11 sept 2008
La calle Libertad
„Es una casa de color lúcuma“, me dijo la señora en el teléfono. Decidí irme del depa miraflorino porque ya se me hacía insoportable la convivencia con esa chica tan difícil. Aguanté dos meses durmiendo en el sofá de su sala y ya no quería más.
Esa mañana iba a ver dos departamentos en Barranco. El primero lo encontré rápido y me hubiera gustado pero la dueña buscaba a alguien quién se quedara por lo mínimo un año. Y a mí me quedaban unos cinco meses más. Fuí a la otra cita pero nunca llegué. Me topé con dos mujeres que me engañaron y robaron de tal forma que volví a casa llorando de rabia e impotencia. Nunca deja de sorprenderme como los rateros sean tan buenos sicólogos. La vida les ha enseñado encontrar siempre la mejor manera de engañar la determinada persona. En mí vieron una chica que quería ayudar a la pobre empleada serrana abusada por sus patrones. Aaaahhh....que buenas!
Llegando a casa no se me ocurrió nada mejor que tomarme una botella de liquor que había traído de Praga como regalo para gente buena que esperaba conocer. Como no suelo tomar mucho me puse muy mal. Justo estaba en el baño vomitando cuando sonó el teléfono. La señora me preguntaba porqué no había llegado a la cita. Le conté la historia y ella prometió venir a recogerme. Subiendo al carro de señora Carmen y su esposo pensé, pucha, que tal si son unos pervertidos, me pueden llevar a cualquier parte y yo qué... Pero pronto paramos frente la pared color lúcuma y yo me sentí muy agradecida por haberme tratado bien.
Era una casa sencilla, de esas que esperan que les construyan otro piso cuando sea necesario. No tenía nada de muebles pero los dueños me iban a poner una cama, cocina y refrigerador. Por el momento no necesitaba más. Tenía tres cuartos de los que yo usaba uno solo (luego dos amigas americanas se mudaron conmigo), por un corredor sin techo se entraba a la cocina y al baño con ducha, que era tan baja que cuando se le puso la terma yo ya no entraba y siempre me chocaba la corriente tocandola con la cabeza mojada. Por una escalera se subía al techo donde había otro cuarto que no se podía cerrar y ese era „la sala“ y el lugar de las fiestas.

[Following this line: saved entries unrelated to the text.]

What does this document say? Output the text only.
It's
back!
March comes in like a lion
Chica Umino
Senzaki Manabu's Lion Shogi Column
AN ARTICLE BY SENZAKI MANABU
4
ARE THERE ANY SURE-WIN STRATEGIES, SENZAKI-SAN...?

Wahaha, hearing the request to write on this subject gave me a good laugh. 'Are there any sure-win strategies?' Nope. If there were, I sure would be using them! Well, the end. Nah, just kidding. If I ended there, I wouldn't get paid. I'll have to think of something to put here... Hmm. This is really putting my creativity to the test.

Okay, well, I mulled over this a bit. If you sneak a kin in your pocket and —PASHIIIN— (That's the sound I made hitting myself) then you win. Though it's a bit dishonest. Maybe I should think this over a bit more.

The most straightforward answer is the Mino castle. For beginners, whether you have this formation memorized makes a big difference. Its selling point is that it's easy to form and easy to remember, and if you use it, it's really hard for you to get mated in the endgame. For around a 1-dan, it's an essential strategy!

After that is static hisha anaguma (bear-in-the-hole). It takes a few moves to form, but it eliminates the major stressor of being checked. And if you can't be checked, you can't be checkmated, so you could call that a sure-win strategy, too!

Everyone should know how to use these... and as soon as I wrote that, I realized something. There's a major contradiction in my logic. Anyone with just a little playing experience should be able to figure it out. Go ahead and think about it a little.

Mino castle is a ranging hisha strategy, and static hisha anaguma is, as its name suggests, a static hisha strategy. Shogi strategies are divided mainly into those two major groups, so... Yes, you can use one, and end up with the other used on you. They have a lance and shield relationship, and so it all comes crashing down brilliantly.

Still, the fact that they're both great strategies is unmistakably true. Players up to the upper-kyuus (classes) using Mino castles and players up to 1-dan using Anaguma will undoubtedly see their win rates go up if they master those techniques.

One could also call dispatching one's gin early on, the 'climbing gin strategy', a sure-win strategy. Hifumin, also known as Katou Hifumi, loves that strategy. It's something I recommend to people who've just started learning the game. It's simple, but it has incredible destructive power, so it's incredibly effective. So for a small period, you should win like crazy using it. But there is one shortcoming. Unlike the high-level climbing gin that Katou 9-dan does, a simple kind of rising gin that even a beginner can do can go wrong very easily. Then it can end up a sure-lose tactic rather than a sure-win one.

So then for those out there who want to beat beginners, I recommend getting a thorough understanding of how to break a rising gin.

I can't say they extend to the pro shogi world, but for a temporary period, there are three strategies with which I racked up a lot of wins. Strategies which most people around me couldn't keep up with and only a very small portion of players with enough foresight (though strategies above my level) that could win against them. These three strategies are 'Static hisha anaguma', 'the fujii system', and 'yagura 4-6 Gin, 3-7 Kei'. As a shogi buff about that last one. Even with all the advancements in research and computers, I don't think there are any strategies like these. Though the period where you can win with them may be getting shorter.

En el techo encontré unos ladrillos y una puerta vieja que me servían para construir mi mesa. Quedó bajita así que me sentaba en el piso mientras dibujaba. En Praga de vez en cuando encontraba hasta muebles viejos en la calle pero en Lima resultó un problema encontar siquiera una tabla o un pedazo de madera. Todo aún servía a alguien.
Un día Sra. Carmen decidió a llenar el tanque del techo con agua. Ya ni sé porqué, si por no tener que usar la terma matadora... Estaba trabajando en el taller de la uni, cuando me llamó Alejandra que acababa de llegar y encontró la casa inundada! Con Harmony (otra amiga cuyos padres hippies le han puesto ese lindo nombre) chapamos un taxi y regresamos a Barranco. Como casi no teníamos muebles, todas las cosas que estuvieron en el suelo flotaban sobre el agua! Llamamos a la dueña y nos pusimos a limpiar y secar las cosas, tendiendo la ropa y los papeles en el techo. Sra. Carmen se arrepintió mucho viendo el desastre y prometió areglar todo. El día siguiente volviendo de las clases... de nuevo! Supuestamente areglaron el tanque pero quién sabe como... Carmen aún más arrepentida nos trajó una tele viejita como recompensa. La hemos puesto a la sala junto con un colchón inflable.
Le rogamos que porfavor ya no aregle nada, que la casa estaba perfecta así. Pero no lo estaba. La luz fallaba muy a menudo. El refrigerador se apagaba y la terma tambien tenía sus mañas. Pero no todos los problemas estaban en nuestra casa. Los apagones, la tubería rota, el agua corriendo por la pista se nos hicieron cotidianas. Vivíamos momentos romanticos, duchandonos con agua fría iluminadas por las velas.
Así encontré La Libertad donde viví unos tiempos muy felices. Me consideraba la chica del barrio, conocía a los vecinos, los kioskeros, hasta tenía mi local que estaba en una cochera de calle Independencia, dónde siempre ibamos a comprar pizza y conversar con los dueños que nos prestaban sus platos a casa. Me gustaba vivir ahí, en el límite con Chorrillos, que ya estaba fuera de la zona turística y de la borachera barranquina. Me despertaba con el canto de las colegialas que así comenzaban sus clases. Otros días pasaba la procesión o venían los testigos de Jehova a conversar sobre la Biblia (lo que nunca pudieron conmigo).
Nada que ver con la casa miraflorina enrejada y con el guachimán abajo.